– Wzrośnie liczba transakcji z udziałem liderów tego rynku, ale także firm średniej wielkości, które dzięki temu staną się większe. Do końca pierwszego kwartału będziemy świadkami silnego ożywienia na całym rynku fuzji i przejęć – powiedział Eric Lilford, szef działu australijskiego kopalnictwa w Deloitte Corporate Finance w Perth.

Ceny metali w tym roku wzrosły o 68 proc. i dlatego Bank of America Merrill Lynch oraz Standard Bank spodziewają się większej liczby przejęć spółek wydobywczych. Już w bieżącym kwartale wartość takich transakcji jest o jedną piątą większa niż w poprzednich trzech miesiącach. Zapowiedziane i sfinalizowane kontrakty opiewały w tym kwartale na około 19 mld USD, a w II kw. 16 mld USD. To wciąż niewiele w porównaniu z rekordowym na tym rynku rokiem 2007, kiedy łączna wartość takich transakcji wyniosła 187 mld USD.

Morgan Stanley kandydatów do przejęć upatruje wśród producentów miedzi i węgla koksującego. Na początku września australijska prasa pisała, że Rio Tinto i Hancock Prospecting mogą sprzedać udziały w kopalniach węgla państwowej firmie Coal India. Natomiast Deloitte przewiduje, że szczególnym powodzeniem będą się cieszyli producenci manganu i wanadu, używanych przy produkcji stali, a także kopalnie złota.

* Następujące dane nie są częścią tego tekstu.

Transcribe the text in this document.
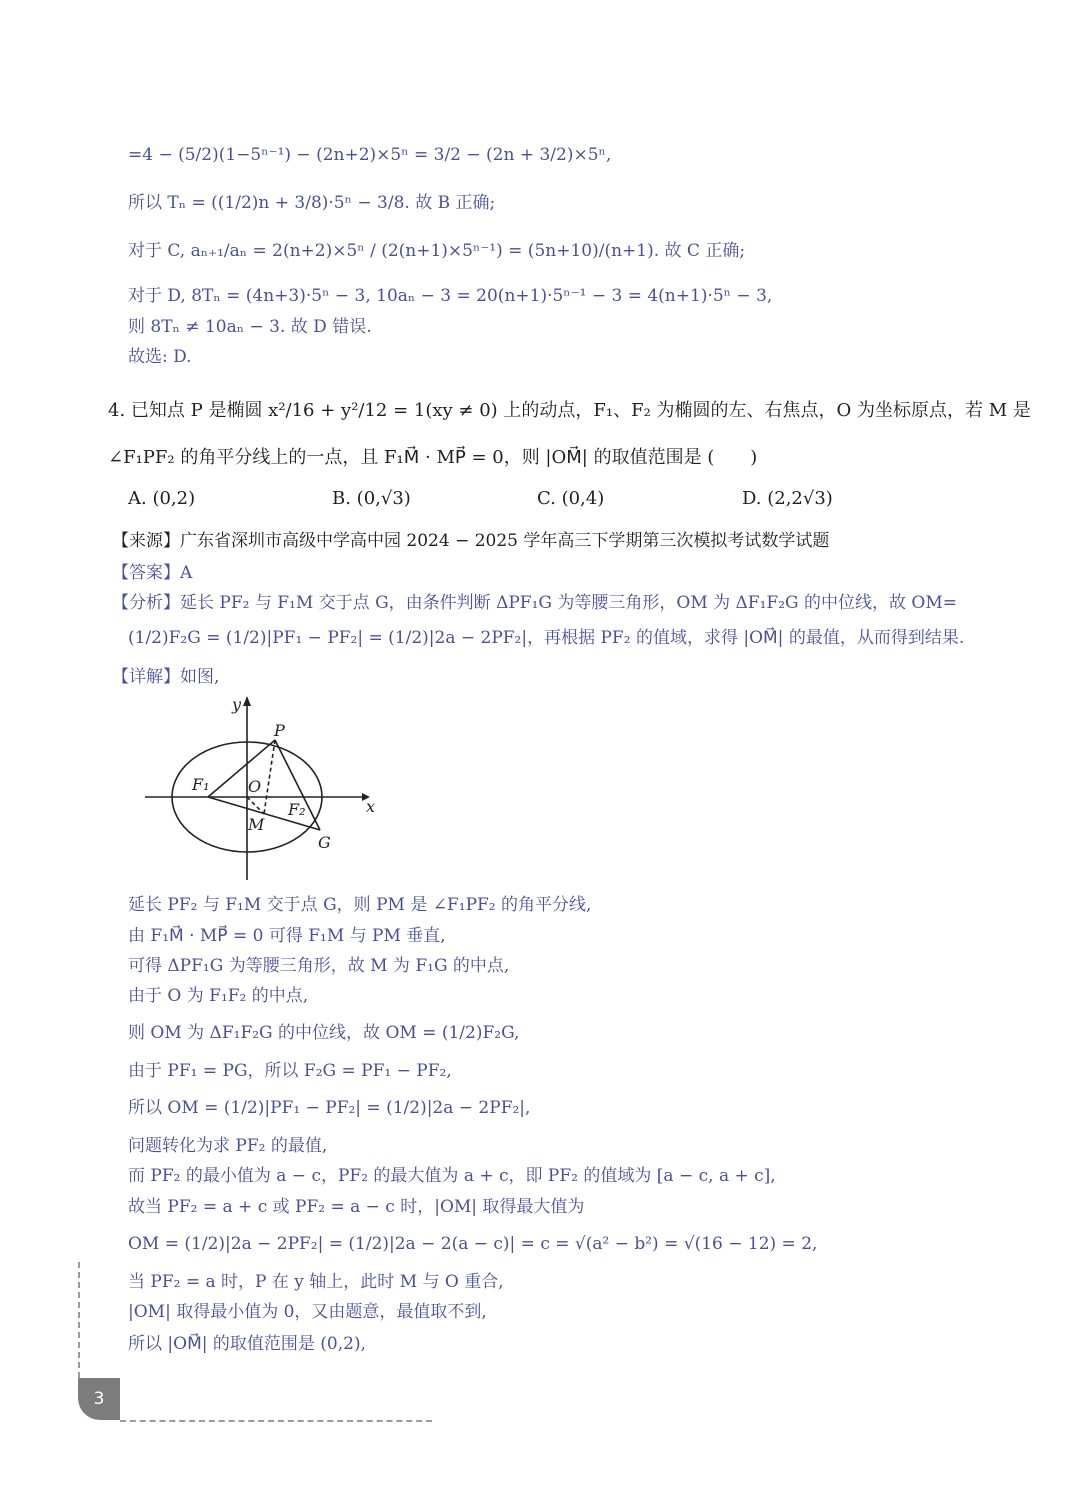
=4 − (5/2)(1−5ⁿ⁻¹) − (2n+2)×5ⁿ = 3/2 − (2n + 3/2)×5ⁿ,
所以 Tₙ = ((1/2)n + 3/8)·5ⁿ − 3/8. 故 B 正确;
对于 C, aₙ₊₁/aₙ = 2(n+2)×5ⁿ / (2(n+1)×5ⁿ⁻¹) = (5n+10)/(n+1). 故 C 正确;
对于 D, 8Tₙ = (4n+3)·5ⁿ − 3, 10aₙ − 3 = 20(n+1)·5ⁿ⁻¹ − 3 = 4(n+1)·5ⁿ − 3,
则 8Tₙ ≠ 10aₙ − 3. 故 D 错误.
故选: D.
4. 已知点 P 是椭圆 x²/16 + y²/12 = 1(xy ≠ 0) 上的动点，F₁、F₂ 为椭圆的左、右焦点，O 为坐标原点，若 M 是
∠F₁PF₂ 的角平分线上的一点，且 F₁M⃗ · MP⃗ = 0，则 |OM⃗| 的取值范围是 (　　)
A. (0,2)	B. (0,√3)	C. (0,4)	D. (2,2√3)
【来源】广东省深圳市高级中学高中园 2024 − 2025 学年高三下学期第三次模拟考试数学试题
【答案】A
【分析】延长 PF₂ 与 F₁M 交于点 G，由条件判断 ΔPF₁G 为等腰三角形，OM 为 ΔF₁F₂G 的中位线，故 OM=
(1/2)F₂G = (1/2)|PF₁ − PF₂| = (1/2)|2a − 2PF₂|，再根据 PF₂ 的值域，求得 |OM⃗| 的最值，从而得到结果.
【详解】如图,
y
x
P
F₁ O
F₂
M
G
延长 PF₂ 与 F₁M 交于点 G，则 PM 是 ∠F₁PF₂ 的角平分线,
由 F₁M⃗ · MP⃗ = 0 可得 F₁M 与 PM 垂直,
可得 ΔPF₁G 为等腰三角形，故 M 为 F₁G 的中点,
由于 O 为 F₁F₂ 的中点,
则 OM 为 ΔF₁F₂G 的中位线，故 OM = (1/2)F₂G,
由于 PF₁ = PG，所以 F₂G = PF₁ − PF₂,
所以 OM = (1/2)|PF₁ − PF₂| = (1/2)|2a − 2PF₂|,
问题转化为求 PF₂ 的最值,
而 PF₂ 的最小值为 a − c，PF₂ 的最大值为 a + c，即 PF₂ 的值域为 [a − c, a + c],
故当 PF₂ = a + c 或 PF₂ = a − c 时，|OM| 取得最大值为
OM = (1/2)|2a − 2PF₂| = (1/2)|2a − 2(a − c)| = c = √(a² − b²) = √(16 − 12) = 2,
当 PF₂ = a 时，P 在 y 轴上，此时 M 与 O 重合,
|OM| 取得最小值为 0，又由题意，最值取不到,
所以 |OM⃗| 的取值范围是 (0,2),
3
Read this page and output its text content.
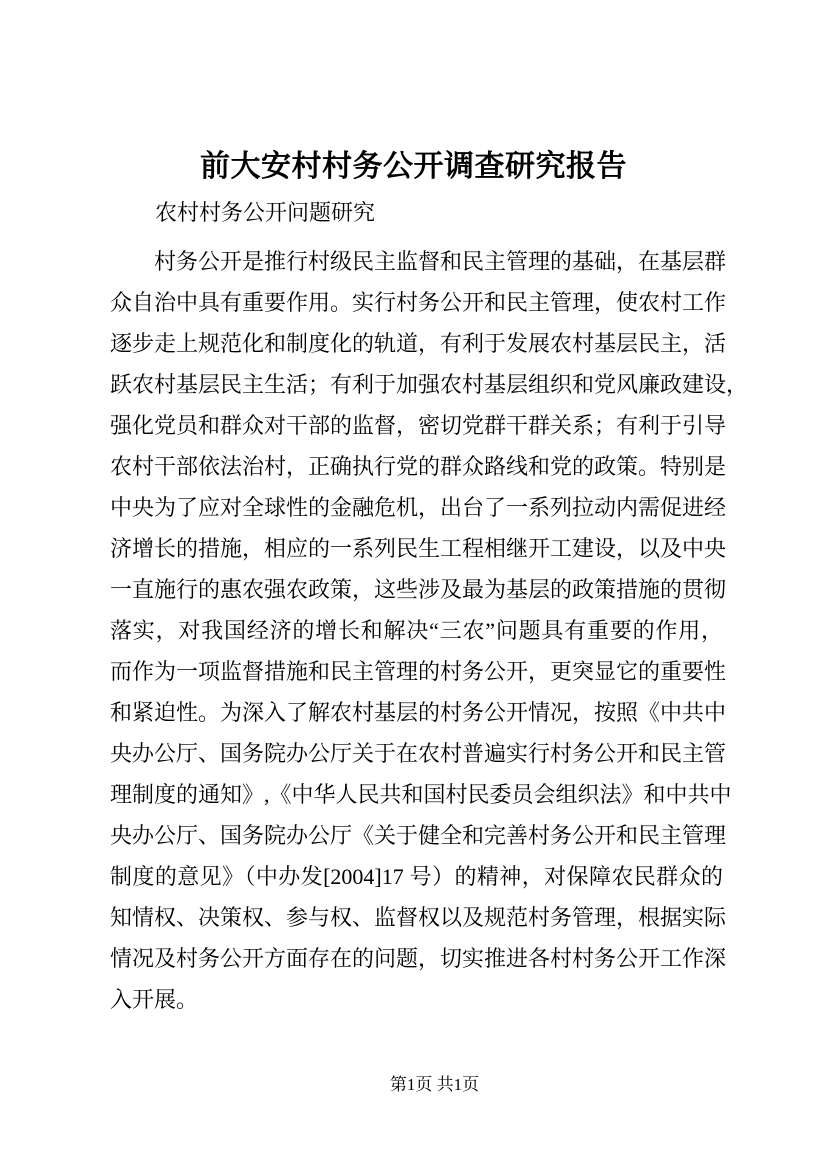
前大安村村务公开调查研究报告
农村村务公开问题研究
村务公开是推行村级民主监督和民主管理的基础，在基层群
众自治中具有重要作用。实行村务公开和民主管理，使农村工作
逐步走上规范化和制度化的轨道，有利于发展农村基层民主，活
跃农村基层民主生活；有利于加强农村基层组织和党风廉政建设，
强化党员和群众对干部的监督，密切党群干群关系；有利于引导
农村干部依法治村，正确执行党的群众路线和党的政策。特别是
中央为了应对全球性的金融危机，出台了一系列拉动内需促进经
济增长的措施，相应的一系列民生工程相继开工建设，以及中央
一直施行的惠农强农政策，这些涉及最为基层的政策措施的贯彻
落实，对我国经济的增长和解决“三农”问题具有重要的作用，
而作为一项监督措施和民主管理的村务公开，更突显它的重要性
和紧迫性。为深入了解农村基层的村务公开情况，按照《中共中
央办公厅、国务院办公厅关于在农村普遍实行村务公开和民主管
理制度的通知》,《中华人民共和国村民委员会组织法》和中共中
央办公厅、国务院办公厅《关于健全和完善村务公开和民主管理
制度的意见》（中办发[2004]17 号）的精神，对保障农民群众的
知情权、决策权、参与权、监督权以及规范村务管理，根据实际
情况及村务公开方面存在的问题，切实推进各村村务公开工作深
入开展。
第1页 共1页
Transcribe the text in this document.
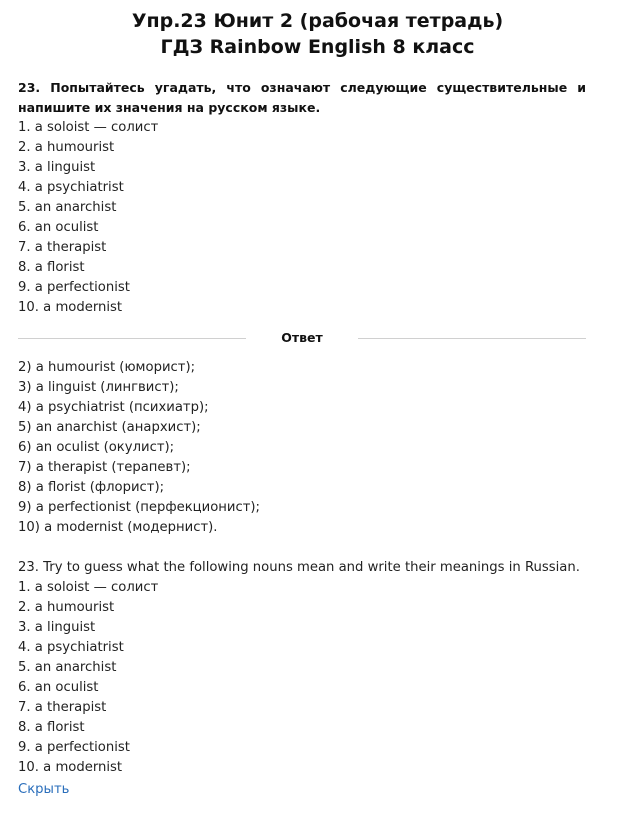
Упр.23 Юнит 2 (рабочая тетрадь)
ГДЗ Rainbow English 8 класс

23. Попытайтесь угадать, что означают следующие существительные и напишите их значения на русском языке.

1. a soloist — солист
2. a humourist
3. a linguist
4. a psychiatrist
5. an anarchist
6. an oculist
7. a therapist
8. a florist
9. a perfectionist
10. a modernist
Ответ
2) a humourist (юморист);
3) a linguist (лингвист);
4) a psychiatrist (психиатр);
5) an anarchist (анархист);
6) an oculist (окулист);
7) a therapist (терапевт);
8) a florist (флорист);
9) a perfectionist (перфекционист);
10) a modernist (модернист).
23. Try to guess what the following nouns mean and write their meanings in Russian.
1. a soloist — солист
2. a humourist
3. a linguist
4. a psychiatrist
5. an anarchist
6. an oculist
7. a therapist
8. a florist
9. a perfectionist
10. a modernist
Скрыть
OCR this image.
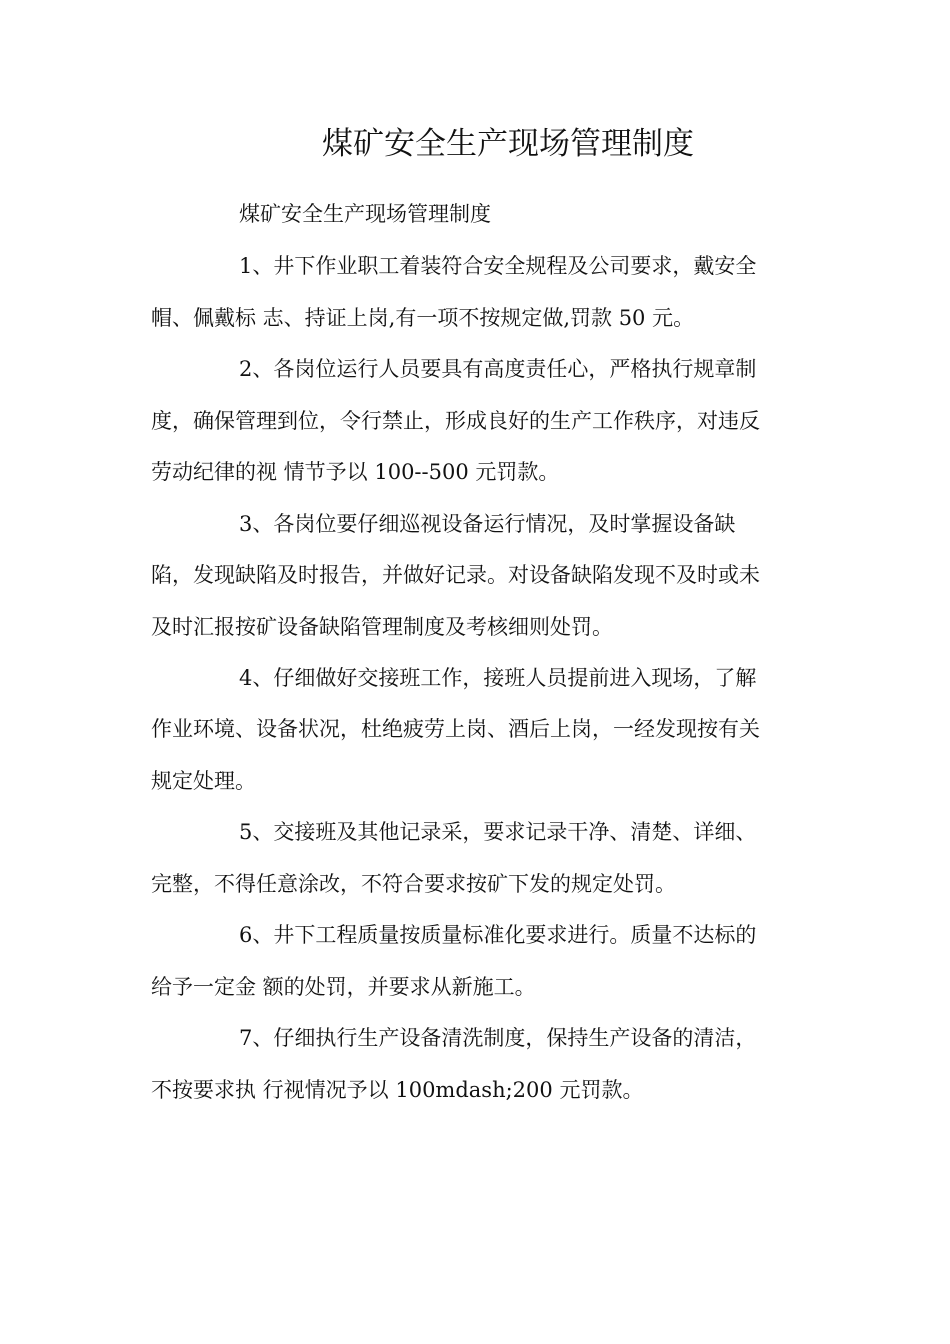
煤矿安全生产现场管理制度
煤矿安全生产现场管理制度
1、井下作业职工着装符合安全规程及公司要求，戴安全
帽、佩戴标 志、持证上岗,有一项不按规定做,罚款 50 元。
2、各岗位运行人员要具有高度责任心，严格执行规章制
度，确保管理到位，令行禁止，形成良好的生产工作秩序，对违反
劳动纪律的视 情节予以 100--500 元罚款。
3、各岗位要仔细巡视设备运行情况，及时掌握设备缺
陷，发现缺陷及时报告，并做好记录。对设备缺陷发现不及时或未
及时汇报按矿设备缺陷管理制度及考核细则处罚。
4、仔细做好交接班工作，接班人员提前进入现场，了解
作业环境、设备状况，杜绝疲劳上岗、酒后上岗，一经发现按有关
规定处理。
5、交接班及其他记录采，要求记录干净、清楚、详细、
完整，不得任意涂改，不符合要求按矿下发的规定处罚。
6、井下工程质量按质量标准化要求进行。质量不达标的
给予一定金 额的处罚，并要求从新施工。
7、仔细执行生产设备清洗制度，保持生产设备的清洁，
不按要求执 行视情况予以 100mdash;200 元罚款。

Ożywienie na rynku fuzji i przejęć nadal jest hamowane przez niewielką poprawę dostępu do kredytów niezbędnych do sfinansowania takich operacji. Dlatego wśród gotowych do przejmowania rywali najczęściej wymienia się korzystające z państwowego wsparcia spółki z Chin, Indii, Rosji i Brazylii. Inne zdobywają pieniądze, sprzedając akcje w ofertach publicznych.